Atlan named a Visionary in the 2025 Gartner® Magic Quadrant™ for Data and Analytics Governance.

A Guide to Configure and Set up Amundsen on GCP (Google Cloud Platform)

Published on: May 14th, 2022, Last Updated On: January 30th, 2023
header image

Share this article

Coping up with various data sources and structures is often grueling for data engineering teams, finding what’s in the data warehouse or a data lake, and even more so for business and analytics teams. Metadata catalogs and data discovery engines help sort out the problems mentioned above. Amundsen is one such open-source metadata catalog. It helps you get more out of your data.


Is Open Source really free? Estimate the cost of deploying an open-source data catalog 👉 Download Free Calculator


This step-by-step guide will take you through setting up Amundsen on GCP (Google Cloud) using Docker. You’ll be using Amundsen with its default database backend of neo4j. Alternatively, you can also use Apache Atlas to provide the backend.

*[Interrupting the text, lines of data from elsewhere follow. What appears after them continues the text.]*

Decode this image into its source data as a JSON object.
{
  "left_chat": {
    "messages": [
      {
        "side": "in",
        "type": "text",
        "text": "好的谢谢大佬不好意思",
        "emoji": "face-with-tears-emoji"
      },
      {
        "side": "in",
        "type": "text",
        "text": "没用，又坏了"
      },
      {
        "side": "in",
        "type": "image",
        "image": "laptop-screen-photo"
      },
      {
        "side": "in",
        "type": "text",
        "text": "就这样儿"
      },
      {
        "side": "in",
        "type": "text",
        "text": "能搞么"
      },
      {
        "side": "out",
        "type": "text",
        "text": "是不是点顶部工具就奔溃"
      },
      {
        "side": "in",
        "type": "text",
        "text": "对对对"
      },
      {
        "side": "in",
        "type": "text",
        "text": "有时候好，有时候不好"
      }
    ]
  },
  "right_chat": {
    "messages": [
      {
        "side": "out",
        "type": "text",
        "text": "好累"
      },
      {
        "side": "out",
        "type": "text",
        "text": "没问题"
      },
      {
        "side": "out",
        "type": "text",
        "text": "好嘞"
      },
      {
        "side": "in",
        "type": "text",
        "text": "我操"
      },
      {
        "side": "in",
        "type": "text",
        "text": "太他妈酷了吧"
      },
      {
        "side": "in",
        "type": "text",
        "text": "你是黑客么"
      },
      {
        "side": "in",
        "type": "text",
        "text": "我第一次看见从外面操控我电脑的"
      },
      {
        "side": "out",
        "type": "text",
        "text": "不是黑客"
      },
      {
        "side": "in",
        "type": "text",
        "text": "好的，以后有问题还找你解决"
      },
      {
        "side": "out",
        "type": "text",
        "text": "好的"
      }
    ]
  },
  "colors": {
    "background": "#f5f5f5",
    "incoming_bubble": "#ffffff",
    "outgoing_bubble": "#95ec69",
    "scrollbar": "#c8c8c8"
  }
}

Eight steps to setup Amundsen on GCP #

  1. Create a Google Cloud VM
  2. Configure networking to enable public access to Amundsen
  3. Log in to the Cloud VM with Cloud Shell and install Git
  4. Install Docker and Docker Compose on your GCP VM
  5. Clone the Amundsen GitHub repository
  6. Deploy Amundsen using Docker Compose on GCP
  7. Load sample data using Databuilder

Step 1: Create a Google Cloud VM #

Start by logging into your Google Cloud account. You’ll be installing Amundsen on a fresh instance, so go ahead and spin up a new VM instance, as shown in the image below:

Launch a new Cloud VM instance

Launch a new GCP Cloud VM instance

Once you finish configuring your instance, you’ll be able to get the instance details by clicking on the named link from the list of instances, as shown in the image:
View VM instance details

View GCP Cloud VM instance details

Going to the instance using the link will take you to the following page, with details like Instance Id, Zone, Machine type and so on.
View information about the Cloud VM instance

View information about the GCP Cloud VM instance

Step 2: Configure networking to enable public access to Amundsen #

Set inbound & outbound traffic rules #

As this project concentrates on getting you started with Amundsen, you can allow all ingress and egress traffic from the VPC associated with your VM. Allowing all traffic is usually not recommended for production. To enable all traffic, go to the VPC and use the Firewall option on the left panel to see the list of firewall rules. There might be a few rules already present. Remove all those rules and add the two rules shown in the image below to the firewall:
Set inbound & outbound traffic rules

Set inbound & outbound traffic rules

Verify networking details #

Use the kebab (three vertical dots) menu for your instance to navigate to the View network details option, as shown in the image below:
Verify networking details

Verify networking details

Analyze the network using connectivity tests #

As you’ve allowed all traffic on ports, reaching the VM from the internet will not be a problem. However, if you decide to limit incoming and outgoing traffic, you can navigate to the VPC network and create a connectivity test in the Network analysis section shown below:

Create a connectivity test in the Network analysis

Create a connectivity test in the Network analysis

The source is a random public IP from the internet in the above example. You’ve tested whether requests from that IP can reach your VM on port 5000. You can view the result summary under the Last configuration analysis result column. You can also view details of the connectivity test by clicking on the VIEW link, as shown in the image below:

View connectivity test results

View connectivity test results

Step 3: Log in to Google Cloud VM and install Git #

Connect to the Google Cloud VM #

There are several ways in which you can interact with your VM. The simplest way is to use the cloud shell, as it doesn’t require setting any passwords or worrying about SSH keys. You can connect using SSH in your browser by pressing the SSH link or using one of the options in the dropdown shown in the image below:

Connect to the Google Cloud VM

Connect to the GCP Cloud VM

Google Cloud creates and transfers temporary SSH keys to your VM, enabling your to access your VM:

Transfer SSH keys to VM

Transfer SSH keys to VM

Once Google Cloud transfers your SSH keys to the VM, you will land at the following screen inside your VM:

Accessing your cloud VM using CLI

Accessing your GCP cloud VM using CLI

Install Git #

As this is a completely fresh installation, it won’t have many standard tools that you might use. You will first need to install Git on your machine. Make sure that your Debian apt package manager is up to date using the following commands:

$ sudo apt update
$ sudo apt install git

Verify if Git has been installed correctly by checking the installed version of Git.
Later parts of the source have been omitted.